To achieve their sinister goal, the Military government included in the draft constitution, after it was drafted and submitted, a residency requirement of 10 years, prior to holding any elected position in the country, in addition to the citizenship clause. Article 52(c) of the constitution requires a Liberian to be a resident in the Republic ten years prior to his/her election, provided that the President And the Vice-President shall not come from the same County. Many Liberians saw this proposition to be problematic for the fact that the attending situations leading to the migration of Liberians in their numbers, was caused by the government. The question then became, whether in a situation where the Government of the Republic of Liberia, fails to protect its citizens, to the extent that they are forced to leave and seek greener pasture in foreign land, the residency clause apply! Under Article 11b of the Constitution, it is provided that All persons, irrespective of ethnic background, race, sex, creed, place of origin or political opinion, are entitled to the fundamental rights and freedoms of the individual. As you can see, Article 11b does not exclude the right to pursue and maintain the security of the person, nor did any section of the constitution exclude that right.

The Johnnie Lewis Court clearly recognized this implication! In addressing this issue, the late Chief Justice Johnnie N. Lewis, on October 7, 2011 ruled in the case seeking to deny some politicians from contesting presidential election in October 2011. In that ruling, the Court ruled that “…on account of the civil war and its devastating impact on the lives of the Liberian people at different periods of the nation’s history, which necessitated the flight of citizens from the country, it is 4 our opinion that the framers of the 1986 constitution could neither have contemplated, nor intended that Liberians faced with the state civil crisis be ‘resident’ because at some point in the future, they may want to run for the office of president,”.

Additionally, and prior to the Supreme Court’s ruling, the Liberian Political leaders and people themselves had attempted to oppose this clause in various actions, knowing that enforcing it would have excluded them from participation in the nation’s political process. The Court concluded that Article 52 applies only to Constitutional period as it was contemplated and intended by the writers of the Liberian Constitution (1986). The Chief Justice was merely quoting history, so as not to recycle bad decision. As you can see, Justice Jonnie Louise exercised judgement in rendering that opinion, an action that the Legislature did not do. He reasoned that had Government exercised prudence in managing Liberia, its citizens would not have experienced the level of divesting civil war that caused them to be spread helter-skelter, and in different countries. The learned Justice was merely interpreting Article 11b, because it did not exclude the right to pursue and maintain the security of the person, nor did any section of the constitution exclude that right, as granted under Article 11a.
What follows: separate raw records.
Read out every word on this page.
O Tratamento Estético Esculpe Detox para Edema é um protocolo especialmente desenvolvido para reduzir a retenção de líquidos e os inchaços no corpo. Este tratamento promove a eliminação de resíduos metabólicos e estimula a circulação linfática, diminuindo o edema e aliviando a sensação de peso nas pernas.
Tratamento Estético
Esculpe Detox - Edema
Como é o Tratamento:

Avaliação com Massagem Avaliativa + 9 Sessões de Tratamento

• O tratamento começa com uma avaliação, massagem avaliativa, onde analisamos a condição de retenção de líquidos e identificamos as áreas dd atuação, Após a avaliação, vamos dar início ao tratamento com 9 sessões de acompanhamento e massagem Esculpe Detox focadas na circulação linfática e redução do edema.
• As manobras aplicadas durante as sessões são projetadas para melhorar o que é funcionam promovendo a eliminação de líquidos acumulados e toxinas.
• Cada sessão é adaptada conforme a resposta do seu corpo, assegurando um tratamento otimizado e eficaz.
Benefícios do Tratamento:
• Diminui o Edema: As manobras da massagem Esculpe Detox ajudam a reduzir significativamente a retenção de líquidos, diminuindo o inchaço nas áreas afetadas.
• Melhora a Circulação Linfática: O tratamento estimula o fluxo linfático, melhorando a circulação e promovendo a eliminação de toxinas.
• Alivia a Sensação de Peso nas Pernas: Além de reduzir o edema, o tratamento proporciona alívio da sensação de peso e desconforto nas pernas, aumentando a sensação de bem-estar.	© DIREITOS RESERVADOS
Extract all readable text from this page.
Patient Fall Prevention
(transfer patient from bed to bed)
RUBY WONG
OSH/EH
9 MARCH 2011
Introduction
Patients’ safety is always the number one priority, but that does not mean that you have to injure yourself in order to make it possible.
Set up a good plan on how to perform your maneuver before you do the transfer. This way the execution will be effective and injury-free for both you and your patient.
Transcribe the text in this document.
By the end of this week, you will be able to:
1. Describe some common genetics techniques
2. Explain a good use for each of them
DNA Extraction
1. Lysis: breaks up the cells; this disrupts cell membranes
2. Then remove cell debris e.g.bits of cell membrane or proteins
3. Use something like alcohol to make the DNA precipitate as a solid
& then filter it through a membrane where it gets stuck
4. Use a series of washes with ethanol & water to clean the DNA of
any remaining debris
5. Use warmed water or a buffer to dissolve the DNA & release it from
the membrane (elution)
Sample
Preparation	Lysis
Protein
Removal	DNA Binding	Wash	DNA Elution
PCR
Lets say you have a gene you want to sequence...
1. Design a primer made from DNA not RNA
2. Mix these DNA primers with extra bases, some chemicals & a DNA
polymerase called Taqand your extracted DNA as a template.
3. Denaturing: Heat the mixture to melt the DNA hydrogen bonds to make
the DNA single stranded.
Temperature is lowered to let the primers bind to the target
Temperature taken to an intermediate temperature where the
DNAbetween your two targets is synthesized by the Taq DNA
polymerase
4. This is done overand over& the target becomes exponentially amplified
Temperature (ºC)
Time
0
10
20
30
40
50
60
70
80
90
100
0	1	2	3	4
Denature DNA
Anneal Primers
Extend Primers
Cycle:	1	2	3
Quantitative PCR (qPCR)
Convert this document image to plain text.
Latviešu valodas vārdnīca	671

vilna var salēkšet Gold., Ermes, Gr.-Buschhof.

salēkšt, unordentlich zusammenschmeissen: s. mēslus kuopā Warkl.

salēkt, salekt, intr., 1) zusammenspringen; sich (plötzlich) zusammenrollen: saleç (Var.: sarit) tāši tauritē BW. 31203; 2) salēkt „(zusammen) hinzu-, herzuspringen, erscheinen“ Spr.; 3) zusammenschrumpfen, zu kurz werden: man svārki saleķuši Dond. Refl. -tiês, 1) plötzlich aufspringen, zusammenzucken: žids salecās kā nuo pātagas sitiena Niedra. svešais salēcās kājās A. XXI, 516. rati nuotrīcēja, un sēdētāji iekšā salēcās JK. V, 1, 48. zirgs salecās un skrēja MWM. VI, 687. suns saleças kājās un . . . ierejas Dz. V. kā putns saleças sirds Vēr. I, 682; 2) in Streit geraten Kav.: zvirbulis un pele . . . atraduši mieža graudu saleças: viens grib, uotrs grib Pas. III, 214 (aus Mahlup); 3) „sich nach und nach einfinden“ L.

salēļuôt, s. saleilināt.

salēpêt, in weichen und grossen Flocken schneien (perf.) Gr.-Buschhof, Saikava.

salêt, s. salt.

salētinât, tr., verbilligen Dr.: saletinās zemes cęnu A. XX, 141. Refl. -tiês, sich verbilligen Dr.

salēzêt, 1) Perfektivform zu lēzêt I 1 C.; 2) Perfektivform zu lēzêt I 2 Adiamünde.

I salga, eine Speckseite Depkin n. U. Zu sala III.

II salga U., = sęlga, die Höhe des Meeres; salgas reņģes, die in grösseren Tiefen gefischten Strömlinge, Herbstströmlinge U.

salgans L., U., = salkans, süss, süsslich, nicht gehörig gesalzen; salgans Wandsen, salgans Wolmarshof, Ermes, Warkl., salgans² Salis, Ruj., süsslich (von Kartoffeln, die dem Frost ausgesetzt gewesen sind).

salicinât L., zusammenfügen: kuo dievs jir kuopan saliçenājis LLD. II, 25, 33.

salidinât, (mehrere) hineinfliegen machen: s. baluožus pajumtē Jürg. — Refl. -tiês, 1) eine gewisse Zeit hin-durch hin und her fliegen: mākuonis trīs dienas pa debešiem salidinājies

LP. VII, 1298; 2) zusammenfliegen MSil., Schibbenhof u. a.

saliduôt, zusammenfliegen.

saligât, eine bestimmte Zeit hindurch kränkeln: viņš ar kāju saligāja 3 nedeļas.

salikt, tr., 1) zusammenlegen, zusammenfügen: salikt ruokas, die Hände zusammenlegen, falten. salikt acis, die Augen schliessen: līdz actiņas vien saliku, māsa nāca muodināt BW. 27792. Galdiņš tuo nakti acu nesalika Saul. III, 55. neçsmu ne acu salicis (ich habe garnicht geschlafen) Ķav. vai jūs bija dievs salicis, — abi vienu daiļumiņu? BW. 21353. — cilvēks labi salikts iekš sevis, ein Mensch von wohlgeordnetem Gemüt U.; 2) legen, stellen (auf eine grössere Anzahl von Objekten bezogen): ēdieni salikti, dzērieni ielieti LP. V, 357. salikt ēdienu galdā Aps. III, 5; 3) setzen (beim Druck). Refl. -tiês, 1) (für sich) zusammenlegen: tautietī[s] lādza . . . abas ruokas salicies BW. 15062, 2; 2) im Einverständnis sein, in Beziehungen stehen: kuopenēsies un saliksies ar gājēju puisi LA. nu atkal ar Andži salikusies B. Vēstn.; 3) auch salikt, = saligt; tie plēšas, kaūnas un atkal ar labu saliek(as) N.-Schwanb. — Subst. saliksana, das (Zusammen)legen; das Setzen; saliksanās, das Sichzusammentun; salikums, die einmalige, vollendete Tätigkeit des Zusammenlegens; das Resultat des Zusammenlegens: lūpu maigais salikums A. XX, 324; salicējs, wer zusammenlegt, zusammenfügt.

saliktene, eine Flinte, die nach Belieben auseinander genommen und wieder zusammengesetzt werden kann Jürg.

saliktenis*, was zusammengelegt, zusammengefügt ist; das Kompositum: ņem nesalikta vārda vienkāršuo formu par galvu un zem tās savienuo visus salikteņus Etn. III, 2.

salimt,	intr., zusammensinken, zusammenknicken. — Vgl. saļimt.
This argument brings to mind whether, Article 65, the Legislature may seek legislative action, on situations and issues already decided by the Court. Conclusion Proposition 1 has not survived any test of intellectual scrutiny, other the desire of regulating fellow Liberians.

By constitutionalizing it, the framers of the law intend to make it harder for amendment. The normal practice for improving alien law is that it is managed through amendment to the immigration laws or by actions of the court system and not amendment to the constitution. A failure to revert to the norm, poses the risk of denying returning Liberians their fundamental rights and also runs counter to Liberia’s customary laws. The legislature should instead seek to attract professional Liberians, along with their children back home, just as the Government’s goal with the Providence Island initiative. Author: Francis K. Zazay is a current resident in Liberia and formerly an active member of the Liberian Diaspora in Minnesota.